Vojin Zirojnovic, P415 chair, said the standard would be used to define the chip’s power-related features such as clocks, power rails and other power controls and sequencers at a high level. These allow the testing of different power-control algorithms to see how the system-design performs under different loads and also sanity-check the sequences to ensure that a key block required for other functions is not turned off by mistake.

“If we can build a bridge into 2415 and abstract it for the software guys, that would be the vision.” said Vishnyakov.

Upcoming changes to UPF are also intended to provide a bridge to higher-level models. IEEE P1801 secretary Sushma Honnavara-Prasad said: “What we want to do is extend UPF up as far as possible.”

Some of the core elements for that, Honnavara-Prasad said, already exist. “We already had the concept and the commands are there: begin_power_model and end_power_model.”

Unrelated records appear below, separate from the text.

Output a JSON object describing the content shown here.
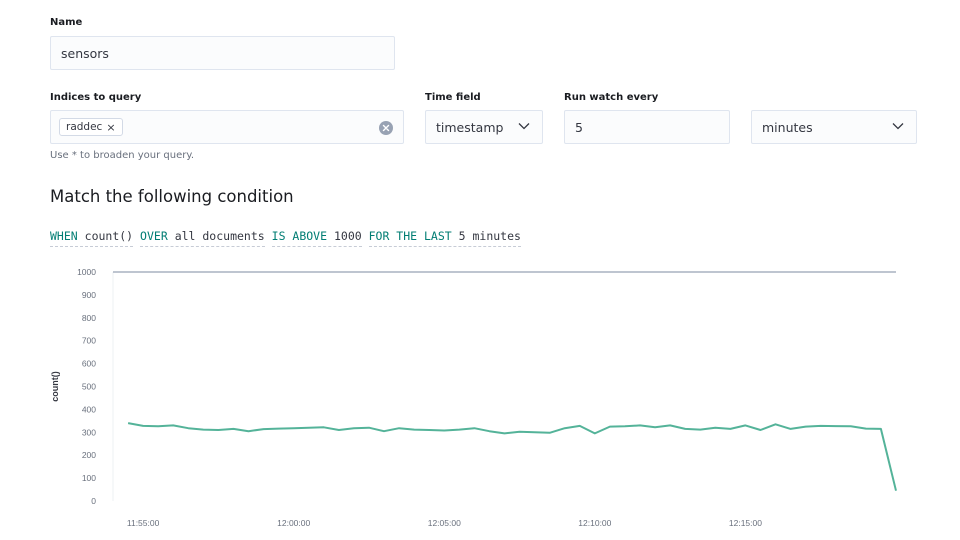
{
  "form": {
    "name_label": "Name",
    "name_value": "sensors",
    "indices_label": "Indices to query",
    "indices": [
      "raddec"
    ],
    "indices_help": "Use * to broaden your query.",
    "time_field_label": "Time field",
    "time_field_value": "timestamp",
    "run_every_label": "Run watch every",
    "run_every_value": "5",
    "run_every_unit": "minutes"
  },
  "condition": {
    "heading": "Match the following condition",
    "when_kw": "WHEN",
    "agg": "count()",
    "over_kw": "OVER",
    "over_value": "all documents",
    "threshold_kw": "IS ABOVE",
    "threshold_value": "1000",
    "window_kw": "FOR THE LAST",
    "window_value": "5 minutes"
  },
  "chart_data": {
    "type": "line",
    "ylabel": "count()",
    "ylim": [
      0,
      1000
    ],
    "yticks": [
      0,
      100,
      200,
      300,
      400,
      500,
      600,
      700,
      800,
      900,
      1000
    ],
    "x_ticks": [
      "11:55:00",
      "12:00:00",
      "12:05:00",
      "12:10:00",
      "12:15:00"
    ],
    "x_tick_minutes": [
      0,
      5,
      10,
      15,
      20
    ],
    "threshold": 1000,
    "series": [
      {
        "color": "#54b399",
        "x_minutes": [
          -0.5,
          0,
          0.5,
          1,
          1.5,
          2,
          2.5,
          3,
          3.5,
          4,
          4.5,
          5,
          5.5,
          6,
          6.5,
          7,
          7.5,
          8,
          8.5,
          9,
          9.5,
          10,
          10.5,
          11,
          11.5,
          12,
          12.5,
          13,
          13.5,
          14,
          14.5,
          15,
          15.5,
          16,
          16.5,
          17,
          17.5,
          18,
          18.5,
          19,
          19.5,
          20,
          20.5,
          21,
          21.5,
          22,
          22.5,
          23,
          23.5,
          24,
          24.5,
          25
        ],
        "values": [
          340,
          328,
          326,
          330,
          318,
          312,
          310,
          315,
          305,
          314,
          316,
          318,
          320,
          322,
          310,
          318,
          320,
          305,
          318,
          312,
          310,
          308,
          312,
          318,
          305,
          295,
          302,
          300,
          298,
          318,
          328,
          295,
          325,
          326,
          330,
          322,
          330,
          315,
          312,
          320,
          315,
          330,
          310,
          335,
          315,
          325,
          328,
          327,
          326,
          316,
          315,
          45
        ]
      }
    ]
  }
}
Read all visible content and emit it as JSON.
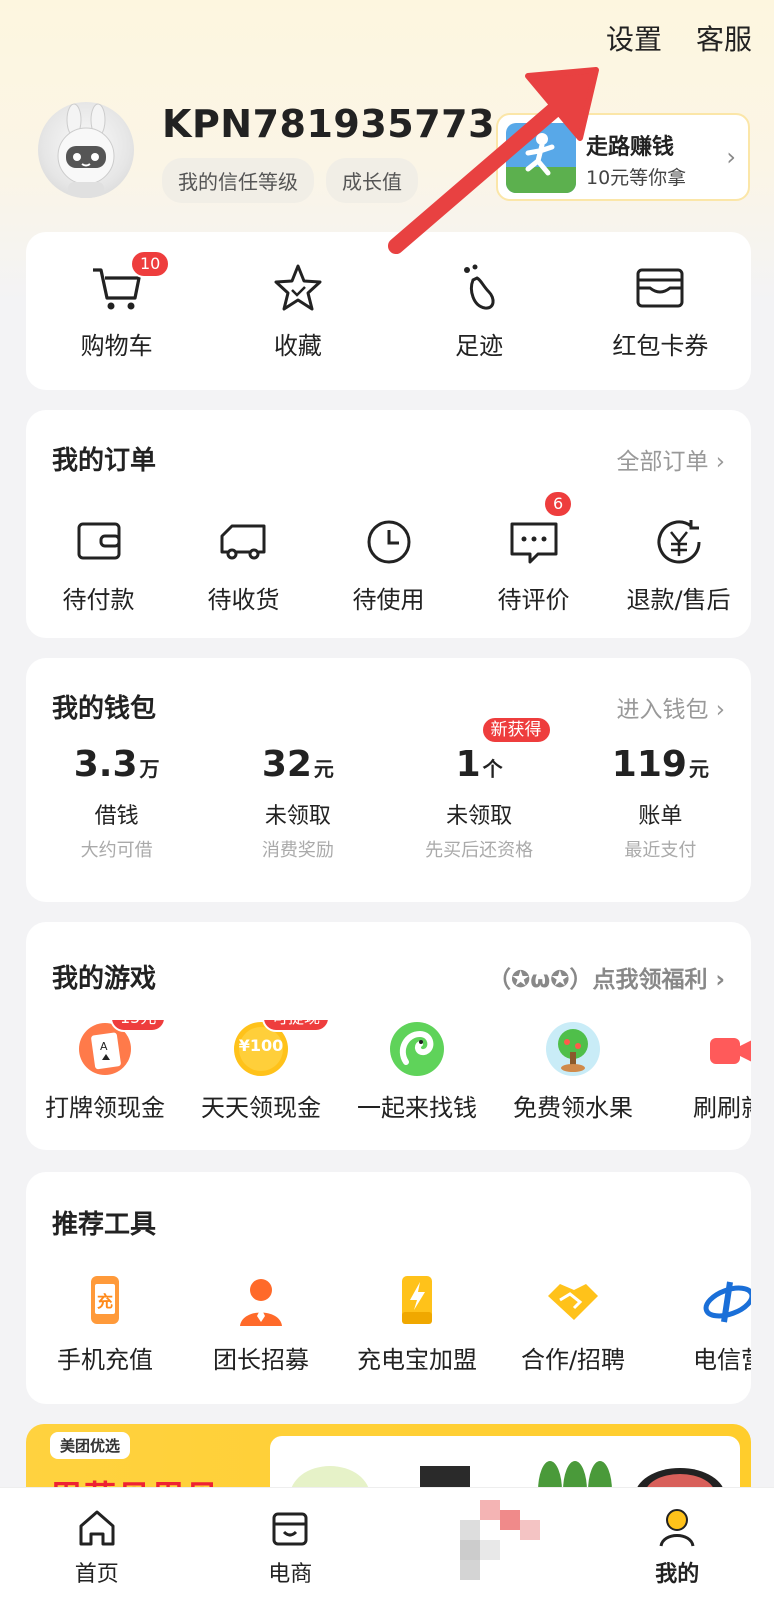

To that infrastructure, the intention is to add commands that define legal power states and state transitions. These will be coupled to power functions that compute the consumption of each state based on a set of variables fed to algorithms implemented by EDA tools but which will not be defined in UPF itself. As a result, the future UPF would support higher-level modeling work, potentially taking data and specifications defined using IEEE P2415 models and feed those down into directives that implementation tools use to create power domains, sequencers as well as to support SoC verification.

Simulation scenarios

Pangrle described scenarios that system architects and designers could explore with an idealised workflow that could be enabled by the three standards. He took the example of a multicore design using different dynamic voltage and frequency scaling (DVFS) strategies. One strategy supplied the same voltage to each of the active processors, the other allowed the voltage for each to be different, which would incur a higher area overhead for the additional supply rails and voltage converters. Additionally, the power-management algorithms could be implemented in either software or hardware.

A transaction-based model would, using power models, evaluate each of the combinations and deliver a set of graphs that show power against time for each under different workloads, such as video decoding and web browsing.

Pangrle added: “Within this framework, I want to do high-level exploration, carve things up and decide what will run in each of the processors at these different voltages. Hopefully, the tools will be smart enough to figure out where the islands and level shifters need to go and then generate the UPF.”

Power models would also potentially show up subtle interactions, such as the situation with Big.Little-style architectures where, on paper, it makes sense to shut down a core and migrate its workload but where the energy cost of migrating the data stored in cache makes that a higher-energy option for certain workloads.

Although there is a lot of standardization effort to be completed across no less than three groups, momentum appears to be building for a better system-level power modeling environment that could feed all the way down into implementation tools.